My son plays with a bunch of kids in the neighborhood from one family I call “the Gypsies.” Their house is pretty messed up with toys scattered around the front yard, and children being tended by other children. I’m not sure how many generations are in the house but I suspect that the oldest people I’ve seen there, being in their late 30’s or early 40’s, are the grandparents of some of the kids running around. Being somewhat libertarian minded I don’t think too much about their situation. They are nice people and their personal life is none of my business.
Somehow the kids got wind that we had a male guinea pig. They had a female guinea pig and told the Kid that they wanted to breed the two to make guinea pig babies.
My son asked me if I would let them “borrow” the pig for little while, and I said “No.” “It’s just for a few minutes.” Again, no. For several days he tried to get me to relent and I stood my ground. I would not let him take the guinea pig down to their house to “show” them, let alone stud him.
Friday night the Kid asked if he could take the guinea pig outside on the front lawn. I agreed but said that it couldn’t leave our property. So being 11 years old and knowing exactly where I stood on the issue, he consciously defied me and took the guinea pig down to the Gypsies. After I caught him walking back with the pig, he admitted to his defiance.
The Gypsies threw both pigs into a cardboard box, and according to the Kid the female danced around the male a little but he wasn’t interested. I’m not surprised. The pig isn’t the smartest pet I’ve owned. In fact the gerbils I care for show more personality than the pig does even though he’s 15x their size.
We inherited the pig after the Kid got it from one of his friends whose parents were getting divorced a few months ago. There was some deception there as well, since he called and told me that “Mom says it’s okay to get the guinea pig.” I later learned that the Wife had not said any such thing, and had said that we would “discuss it later.”
After I caged the pig the Wife and I grilled him on his defiance. He broke down crying and promised never to do it again. Since it was his first offense and most of our information came from his “confession” I made it clear that he would not be punished this time, but that any future defiance would be punished regardless of whether we obtain a confession or not. I made it clear that confessions would mitigate the punishment but not prevent it altogether.
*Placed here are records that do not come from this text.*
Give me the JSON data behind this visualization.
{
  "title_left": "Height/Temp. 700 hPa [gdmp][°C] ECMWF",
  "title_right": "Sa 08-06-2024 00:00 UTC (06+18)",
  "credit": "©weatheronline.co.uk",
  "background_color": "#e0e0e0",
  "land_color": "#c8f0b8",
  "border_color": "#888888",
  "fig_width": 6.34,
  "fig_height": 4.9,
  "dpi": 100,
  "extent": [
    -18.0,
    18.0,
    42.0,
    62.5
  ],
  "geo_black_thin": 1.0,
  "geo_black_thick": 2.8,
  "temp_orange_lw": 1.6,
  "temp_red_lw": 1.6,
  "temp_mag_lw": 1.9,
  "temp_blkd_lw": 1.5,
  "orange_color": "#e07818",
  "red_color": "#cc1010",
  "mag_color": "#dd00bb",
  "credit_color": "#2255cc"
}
We also explained why we didn’t want to breed the pig, how the parenting skills of the Gypsies weren’t the best (a few days before I saw grandpa/dad riding a ten speed with a toddler on his shoulders; neither one wore a helmet although I’m sure the toddler would have acted like one had he fallen) and we didn’t want to be responsible for being babies into an unhealthy situation. That finally got through to the Kid better than the threat of punishment, and now I’m pretty confident he won’t mess with the Pig again.
He’s 11 1/2. I know this is only the beginning but I am prepared.